Whether this will help the homeless in New York City he doesn’t know, but thinks it might, and asks us “to be skeptical of stereotypes of those we purport to help.”

Church Bells Fall Silent in Mosul as Iraq’s Christians Flee, by Drew Bowling and Andreas Dorin, from The Daily Beast. A story with which most readers will be familiar.

Since 2003, Christians have been fleeing to Kurdistan’s Nineveh plain. The Sunni Kurds, who tend to be secular in their politics, have offered them a helping hand in recent years.

As the horrors unfolded in Iraq, back in Washington, in the briefing room of a presidential hopeful, an Iraqi bishop made a desperate plea for help via phone as a delegation of Iraqi Christians seeking greater support for the Kurds. “We have no food, no petrol, no [means] to protect ourselves. Where are America’s values? Where is our dignity?” Many in Washington are keen to see greater Kurdish autonomy, viewing them as the prudent third way between the Sunni states that have supported Islamist militants (Turkey, Saudi, Qatar) and Shia Iran and its puppets. The Kurds represent not only the best hope for an American ally in an increasingly Islamist-dominated region, but also the best hope for the survival of Christians and other religious minorities in the Middle East.

Atheist Convert R. J. Stove, by R. J. Stove. The son of the prominent Australian atheist philosopher describes his discovery that God exists and his entry into the Catholic Church. The story was published three years ago but I just saw it, so pass it on. Among its lessons:

When I was ten years old we actually found ourselves living next to a convent. Members of a German order, the Schoenstatt Sisters of Mary, built a religious house next to ours. Improbably enough in view of the above, my parents came to adore them. At considerable physical risk to himself, Dad would every year climb his own pine trees and chop off branches of them, so that they could be used as Christmas trees at the convent.
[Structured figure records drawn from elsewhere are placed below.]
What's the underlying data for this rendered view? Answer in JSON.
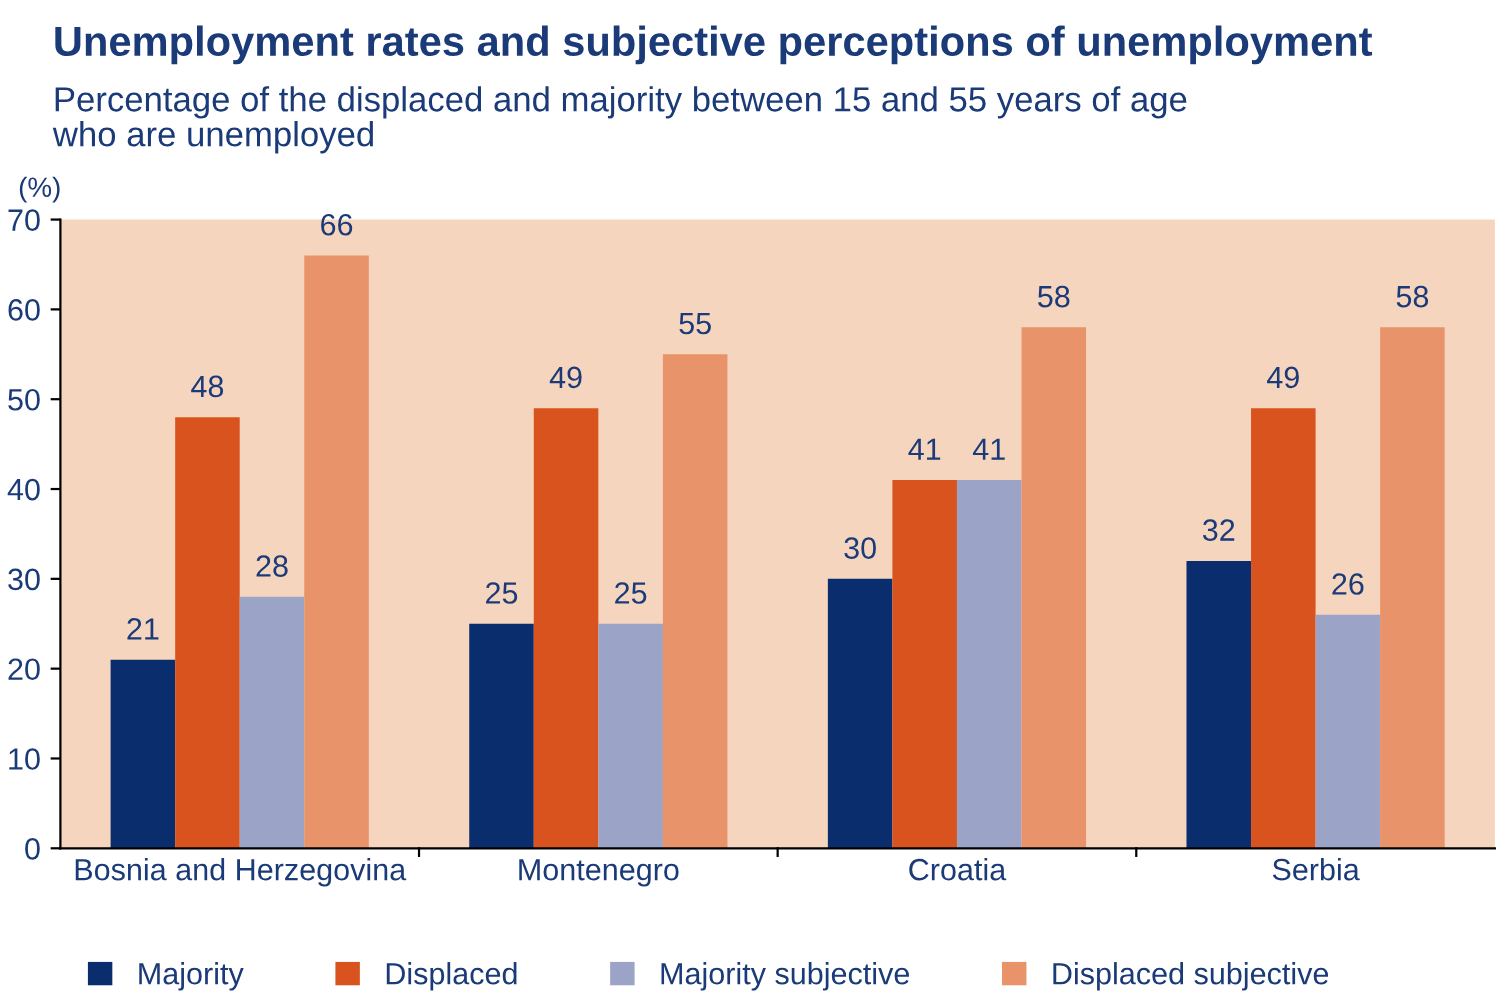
{
  "chart_data": {
    "type": "bar",
    "title": "Unemployment rates and subjective perceptions of unemployment",
    "subtitle": "Percentage of the displaced and majority between 15 and 55 years of age\nwho are unemployed",
    "ylabel": "(%)",
    "categories": [
      "Bosnia and Herzegovina",
      "Montenegro",
      "Croatia",
      "Serbia"
    ],
    "series": [
      {
        "name": "Majority",
        "color": "#0a2d6e",
        "values": [
          21,
          25,
          30,
          32
        ]
      },
      {
        "name": "Displaced",
        "color": "#d9531e",
        "values": [
          48,
          49,
          41,
          49
        ]
      },
      {
        "name": "Majority subjective",
        "color": "#9ba3c7",
        "values": [
          28,
          25,
          41,
          26
        ]
      },
      {
        "name": "Displaced subjective",
        "color": "#e9936a",
        "values": [
          66,
          55,
          58,
          58
        ]
      }
    ],
    "ylim": [
      0,
      70
    ],
    "yticks": [
      0,
      10,
      20,
      30,
      40,
      50,
      60,
      70
    ],
    "data_labels": true,
    "grid": false,
    "legend": "bottom"
  }
}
More and more my parents’ theoretical opposition to Catholicism became modified by such considerations as “Oh, of course, when we say Catholics are the enemies of free thought, we don’t mean you.” The sheer goodness- in-action (this is the least cumbersome description I can come up with) of the Schoenstatt Sisters modified not only my parents’ prejudices, but mine. Nevertheless my father certainly, and my mother probably, would have thought it grotesque in those days to believe that the nuns’ goodness had anything to do with their faith. No, somehow the nuns were gooddespite their faith. They presented to my father the same unlikely spectacle as an improbably obliging communist, or an improbably obliging telephone-vandal.